I wasted too many years to drug addiction. When I started my recovery my instincts were to erase that experience from my memory. I felt broken. The shame and disappointment just made me want to turn the page on that chapter and leave it behind me.
When Banyule Community Health launched the drug and alcohol peer support group in 2015 I volunteered to be trained as a leader because I was new to living in West Heidelberg and wanted to connect with the community. I hesitated a little because I had put in 10 years drug-free and didn’t really want to reopen old wounds.
But I found the group is no place for sharing old war stories. Banyule Community Health has built a place where trust and honesty work together, where there is no judgement, where gratitude and forgiveness do great healing work. Healing was certainly needed because I discovered that stopping taking drugs was not the end, it was only the beginning.

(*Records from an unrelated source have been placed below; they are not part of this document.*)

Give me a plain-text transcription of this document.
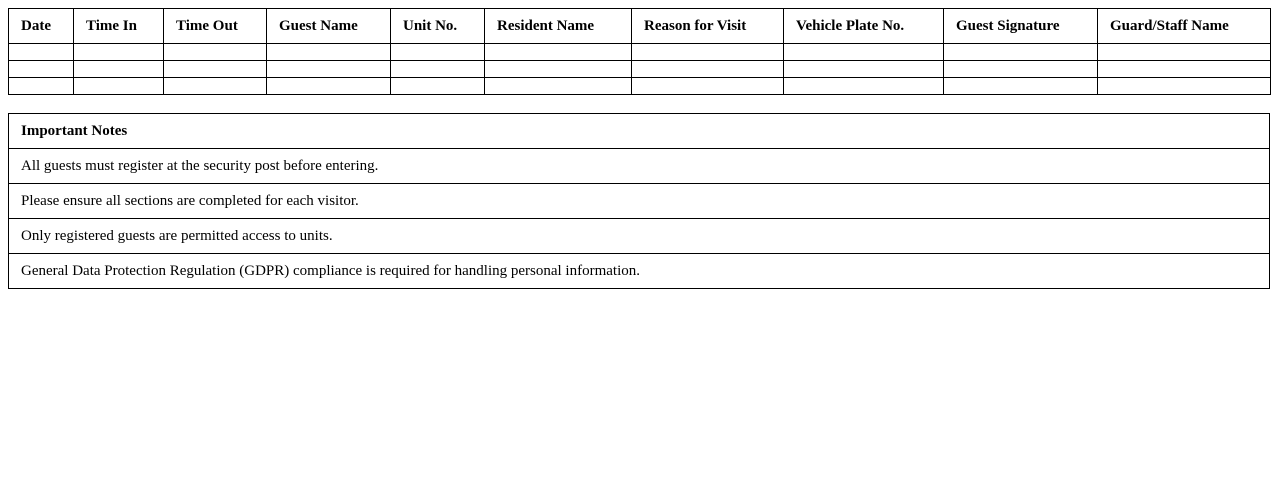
Date	Time In	Time Out	Guest Name	Unit No.	Resident Name	Reason for Visit	Vehicle Plate No.	Guest Signature	Guard/Staff Name

Important Notes
All guests must register at the security post before entering.
Please ensure all sections are completed for each visitor.
Only registered guests are permitted access to units.
General Data Protection Regulation (GDPR) compliance is required for handling personal information.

What we found in the group was that through substance misuse we have worn threadbare our hearts. So each day we find ourselves darning socks – mending our tattered selves. Each week we gather to talk about the work of repairing ourselves, gathering to stitch back together the ragged and torn scraps of our damaged hearts. The group is especially important to us because everyone there has been in bad scrapes and dark places where those untouched by addiction may not have ventured. The group offers the easy companionship of people to whom we owe no explanations.
Getting out of a drug-using life can also be a lonely place. Old mates can reawaken old, bad habits and new ones can be hard to find. The friendly, supportive good humour of the peer group is happily echoed by Banyule Community Health’s warm, nurturing atmosphere. Just walking in the door of the place feels therapeutic. Banyule Community Health has woven together an organisation with an uncommon ability to make one feel like family. It’s a place where the broken can truly start to feel whole again.